I have a generator function A.
For example (in reality I have a more complex function A),
def A():
yield from [i**2 for i in range(20)]
Writing another generator function B, I want to enumerate all elements that A returns except the first element.
What are concise ways to implement this in Python 3?
Use itertools.islice:
itertools.islice(generator,1,None)
Usually, you don't need this in an expression, so you just call next(it), ignoring the results, to consume and discard the first element.
However, if the iterator might be empty, you have to decide what you want to happen:
StopIteration, in which case next(it) is fine.next(it) inside an except StopIteration: raise SomethingElse().next(it, None). You can find examples of these in the stdlib and docs. For example, if you scan through the recipes in itertools:
def pairwise(iterable):
"s -> (s0,s1), (s1,s2), (s2, s3), ..."
a, b = tee(iterable)
next(b, None)
return zip(a, b)
This is doing exactly what you want to do—skip the first element of b. And if iterable is empty, you don't want an error here; you just want to iterate nothing. So, next(b, None).
What if you need to do this in the middle of an expression?
Then you can write a function that skips the first element:
def skip_first(iterable):
it = iter(iterable)
next(it, None)
return it
(Again, you have to decide what you want to happen for an empty iterable.)
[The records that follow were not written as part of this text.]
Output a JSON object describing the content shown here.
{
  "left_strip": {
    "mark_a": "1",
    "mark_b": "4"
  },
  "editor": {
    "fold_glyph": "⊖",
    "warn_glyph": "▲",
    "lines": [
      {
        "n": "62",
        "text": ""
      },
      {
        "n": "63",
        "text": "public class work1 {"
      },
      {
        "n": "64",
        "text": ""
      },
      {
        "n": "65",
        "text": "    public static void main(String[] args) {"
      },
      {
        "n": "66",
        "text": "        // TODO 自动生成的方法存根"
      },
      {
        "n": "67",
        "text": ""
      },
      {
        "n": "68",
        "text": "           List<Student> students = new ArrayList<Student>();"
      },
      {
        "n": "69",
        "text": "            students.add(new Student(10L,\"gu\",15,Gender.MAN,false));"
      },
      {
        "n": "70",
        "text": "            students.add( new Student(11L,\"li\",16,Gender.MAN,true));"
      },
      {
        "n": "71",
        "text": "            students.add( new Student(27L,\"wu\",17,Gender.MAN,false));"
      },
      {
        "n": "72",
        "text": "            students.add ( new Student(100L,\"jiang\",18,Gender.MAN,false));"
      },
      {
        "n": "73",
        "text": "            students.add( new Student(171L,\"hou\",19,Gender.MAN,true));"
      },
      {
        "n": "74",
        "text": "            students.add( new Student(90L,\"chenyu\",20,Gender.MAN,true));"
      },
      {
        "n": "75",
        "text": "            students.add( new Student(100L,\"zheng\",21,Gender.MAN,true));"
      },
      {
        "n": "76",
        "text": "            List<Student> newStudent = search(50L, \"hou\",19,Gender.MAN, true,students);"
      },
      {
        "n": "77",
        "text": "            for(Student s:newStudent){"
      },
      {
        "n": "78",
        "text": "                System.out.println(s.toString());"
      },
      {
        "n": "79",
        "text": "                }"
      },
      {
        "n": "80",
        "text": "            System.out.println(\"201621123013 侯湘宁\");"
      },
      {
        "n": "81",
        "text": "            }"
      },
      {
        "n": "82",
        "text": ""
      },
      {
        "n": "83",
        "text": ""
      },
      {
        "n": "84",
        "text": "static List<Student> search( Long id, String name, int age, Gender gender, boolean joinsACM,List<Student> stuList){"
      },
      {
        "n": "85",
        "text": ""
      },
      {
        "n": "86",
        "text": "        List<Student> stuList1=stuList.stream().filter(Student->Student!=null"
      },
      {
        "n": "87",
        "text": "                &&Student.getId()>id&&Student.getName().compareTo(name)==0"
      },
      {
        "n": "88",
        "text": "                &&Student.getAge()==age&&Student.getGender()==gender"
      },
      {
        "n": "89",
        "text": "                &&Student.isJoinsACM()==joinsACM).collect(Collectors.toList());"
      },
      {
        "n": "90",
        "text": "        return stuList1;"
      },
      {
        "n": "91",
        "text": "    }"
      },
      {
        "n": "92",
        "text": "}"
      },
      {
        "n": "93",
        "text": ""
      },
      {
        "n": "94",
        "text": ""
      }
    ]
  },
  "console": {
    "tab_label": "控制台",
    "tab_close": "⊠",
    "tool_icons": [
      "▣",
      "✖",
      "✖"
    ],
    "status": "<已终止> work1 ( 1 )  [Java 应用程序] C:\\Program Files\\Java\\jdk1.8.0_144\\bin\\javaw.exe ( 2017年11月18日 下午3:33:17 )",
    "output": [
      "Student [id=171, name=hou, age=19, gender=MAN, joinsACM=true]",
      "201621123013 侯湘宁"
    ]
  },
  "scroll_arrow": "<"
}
This returns a first-skipped version of the iterator, so you can use it inline. (It also mutates the iterator you passed in, of course, but you normally only use on a temporary value that you're not keeping any references to, so that's not a problem.)
Or, if you need to return a generator instead of an arbitrary iterator (usually you don't):
def skip_first(iterable):
it = iter(iterable)
next(it, None)
yield from it
Or you can use the more general version of the same idea, itertools.islice. The following have the same effect:
it = skip_first(it)
it = itertools.islice(it, 1, None)
While we're on the itertools recipes, it's worth looking at consume:
def consume(iterator, n=None):
"Advance the iterator n-steps ahead. If n is None, consume entirely."
# Use functions that consume iterators at C speed.
if n is None:
# feed the entire iterator into a zero-length deque
collections.deque(iterator, maxlen=0)
else:
# advance to the empty slice starting at position n
next(islice(iterator, n, n), None)
Forget the None part; the interesting bit is that it skips n elements with an islice and a next. (Notice that it's mutating iterator in-place, not returning something.)